You might know what an FSA (Flexible Spending Account) is, if not, here is an in-depth overview. Here is how an FSA benefits your healthcare plan and predicted health expenses.

An FSA is a great way to subsidize your yearly health savings to pay for expected healthcare related expenses including deductibles, co-pays, and other out-of-pocket health expenses.

FSA Benefits

  • Save Money! FSAs allow you to pay for healthcare expenses (see all qualified expenses here) through tax-free payroll contributions. Which means you are saving 25%* off the retail cost. It’s a great fiscal incentive to ensure you are minimizing your healthcare costs even as premiums costs increase.
  • Swipe it! Most FSA providers send you an FSA Debit Card to use for approved purchases. What could be easier than swiping that FSA Debit Card at your doctor’s office or your local pharmacy? The money is there to use for health expenses, keep it in your wallet and never forget it.
  • Smile! Why not use that FSA money to keep your smile looking its best? Did you know things like dental care, massages and yoga are qualified FSA expenses (if prescribed by a doctor). Use your FSA to pay for health-related expenses that keep you happy and healthy.

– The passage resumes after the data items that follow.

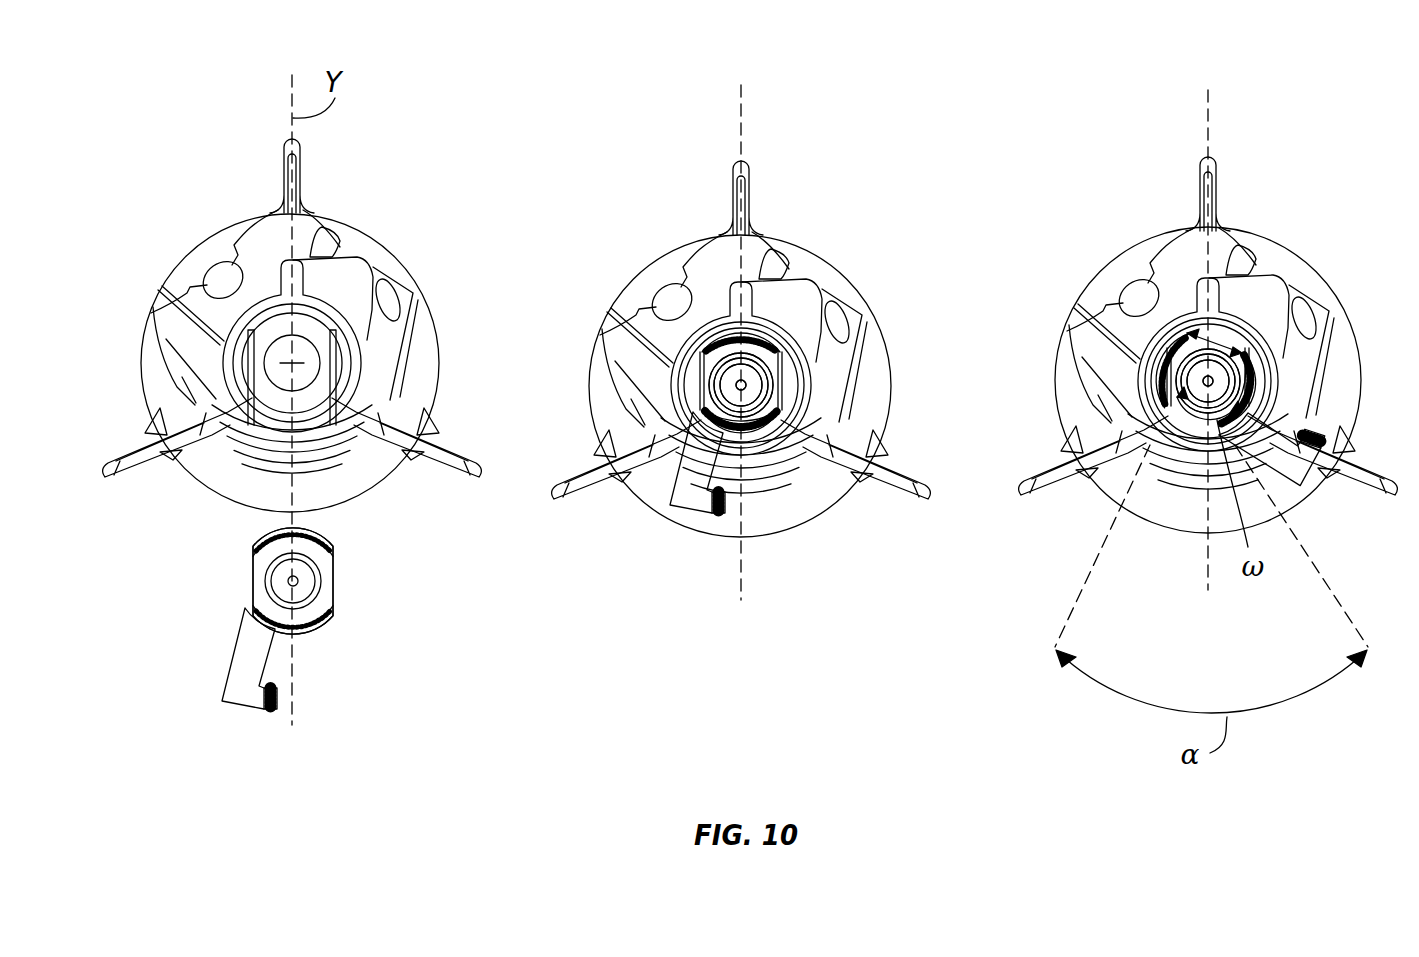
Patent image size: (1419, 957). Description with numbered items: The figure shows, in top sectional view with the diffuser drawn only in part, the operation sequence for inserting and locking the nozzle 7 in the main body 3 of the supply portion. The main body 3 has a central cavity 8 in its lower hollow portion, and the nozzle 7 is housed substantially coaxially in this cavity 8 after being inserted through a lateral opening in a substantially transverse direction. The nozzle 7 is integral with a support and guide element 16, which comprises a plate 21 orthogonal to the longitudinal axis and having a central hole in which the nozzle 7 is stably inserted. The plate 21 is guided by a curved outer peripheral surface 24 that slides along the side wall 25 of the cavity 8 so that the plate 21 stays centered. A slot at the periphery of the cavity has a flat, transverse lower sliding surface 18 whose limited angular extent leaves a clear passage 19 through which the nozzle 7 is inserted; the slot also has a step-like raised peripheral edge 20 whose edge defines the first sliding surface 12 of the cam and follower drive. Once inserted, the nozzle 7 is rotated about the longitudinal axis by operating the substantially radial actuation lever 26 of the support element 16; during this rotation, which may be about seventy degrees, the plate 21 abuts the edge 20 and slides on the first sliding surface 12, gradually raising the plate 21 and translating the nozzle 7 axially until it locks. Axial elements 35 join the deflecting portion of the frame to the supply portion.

The main body 3 is at (810, 368).
The nozzle 7 is at (306, 583).
The central cavity 8 is at (237, 356).
The first sliding surface 12 is at (328, 362).
The support and guide element 16 is at (232, 632).
The lower sliding surface 18 is at (320, 330).
The clear passage 19 is at (320, 448).
The step-like raised peripheral edge 20 is at (368, 330).
The plate 21 is at (258, 586).
The curved outer peripheral surface 24 is at (272, 540).
The side wall 25 is at (787, 383).
The actuation lever 26 is at (247, 692).
The axial elements 35 is at (753, 198).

FSA benefits are highlighted by the tax savings and convenience it provides for your health related expenses. But, be sure to understand how it works. FSAs are limited to use within your plan year with their Use It or Lose It requirement (with two exceptions). Be realistic with your contributions so you can save money but not forfeit dollars at year-end.

*25% assumes income taxes (both federal and state) of 25% or more per individual or family.

Disclaimer: the content presented in this article are for informational purposes only, and is not, and must not be considered tax, investment, legal, accounting or financial planning advice, nor a recommendation as to a specific course of action. Investors should consult all available information, including fund prospectuses, and consult with appropriate tax, investment, accounting, legal, and accounting professionals, as appropriate, before making any investment or utilizing any financial planning strategy.